New Florida Residents Cite Taxes, Job Opportunities For Leaving New York

The Empire State is losing residents by the hundreds of thousands due to what Republicans call major mismanagement of New York’s state government. The largest recipient of these new residents is Florida, which has seen significant growth over the last decade.

New York is facing unique pressures that are causing the exodus. A recent survey sought to find out why so many New Yorkers were leaving for Florida. According to the results, more than a quarter left for a better tax environment. And 25% left for lower costs of living. Significant numbers cited better job opportunities and weather. Surprisingly, better weather was the least-chosen option.

The news came after census data revealed that New York was a major loser of residents moving in recent years. More than 300,000 left since the start of the pandemic.

There are a number of causes for he great migration from New York. The pandemic and the rise of work-from-home jobs certainly played a role.
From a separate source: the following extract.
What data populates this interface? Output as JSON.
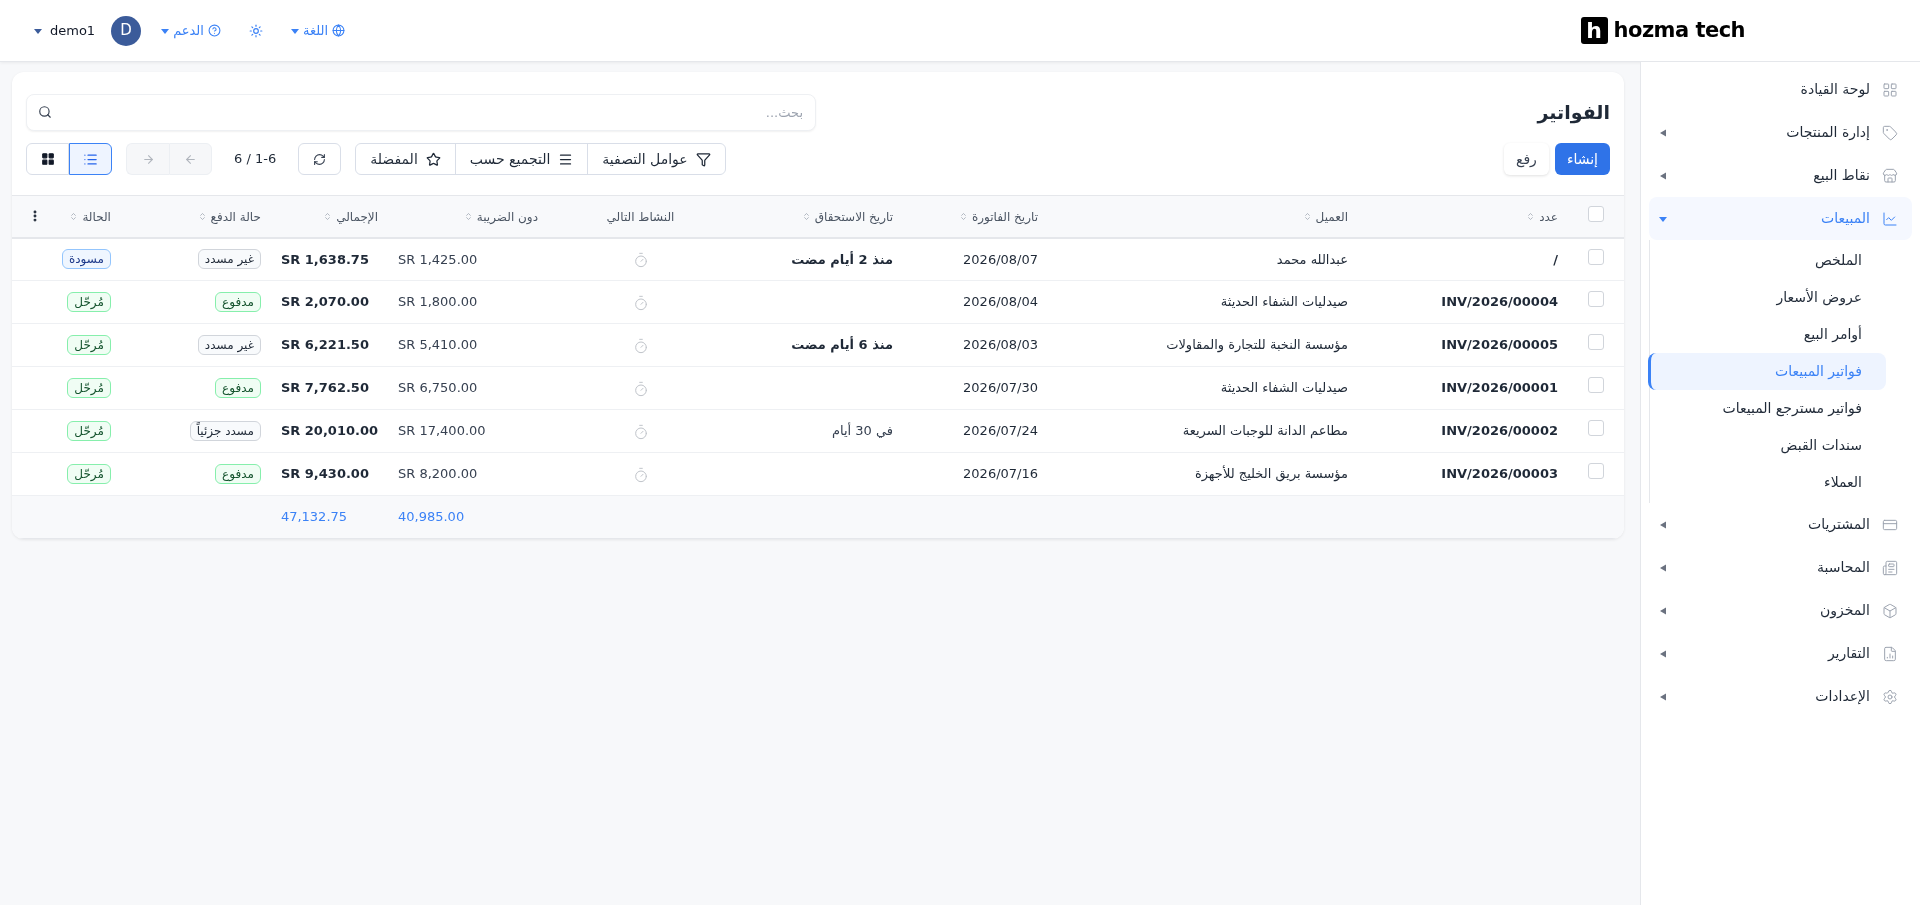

However, in more recent times rampant inflation and increasing crime have pushed many ordinary residents out of the state.

Furthermore, much of the migration pattern can be explained through simple economics. New York is currently rated as the second-to-worst tax state in the union, behind only New Jersey.
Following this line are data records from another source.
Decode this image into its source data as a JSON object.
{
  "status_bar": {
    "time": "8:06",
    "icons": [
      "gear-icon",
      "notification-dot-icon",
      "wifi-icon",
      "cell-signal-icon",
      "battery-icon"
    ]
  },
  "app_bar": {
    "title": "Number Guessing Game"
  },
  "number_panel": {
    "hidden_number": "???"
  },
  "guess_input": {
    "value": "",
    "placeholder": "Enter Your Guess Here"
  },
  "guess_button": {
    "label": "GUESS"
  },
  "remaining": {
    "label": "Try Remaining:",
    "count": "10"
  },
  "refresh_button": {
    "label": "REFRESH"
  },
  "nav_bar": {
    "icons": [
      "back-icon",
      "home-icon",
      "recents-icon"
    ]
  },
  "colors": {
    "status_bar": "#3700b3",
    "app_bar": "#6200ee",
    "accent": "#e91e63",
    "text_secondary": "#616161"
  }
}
The state ranks dead last in the average amount paid in state and local taxes, with New Yorkers shelling out almost 16% of their income each year.

In contrast, Florida is consistently rated near the top: they are rated fourth for overall burden by the Tax Foundation. The state also has some key advantages, including being ranked first in terms of taxes on individuals. Florida residents pay almost half in state and local taxes compared to their counterparts in New York.

Conservatives point to the major differences in taxes and business regulation when explaining the shift. Florida has grown considerably during the tenure of Gov. Ron DeSantis (R-FL). The recent migration figures will likely be a theme in his probable campaign for president in 2024.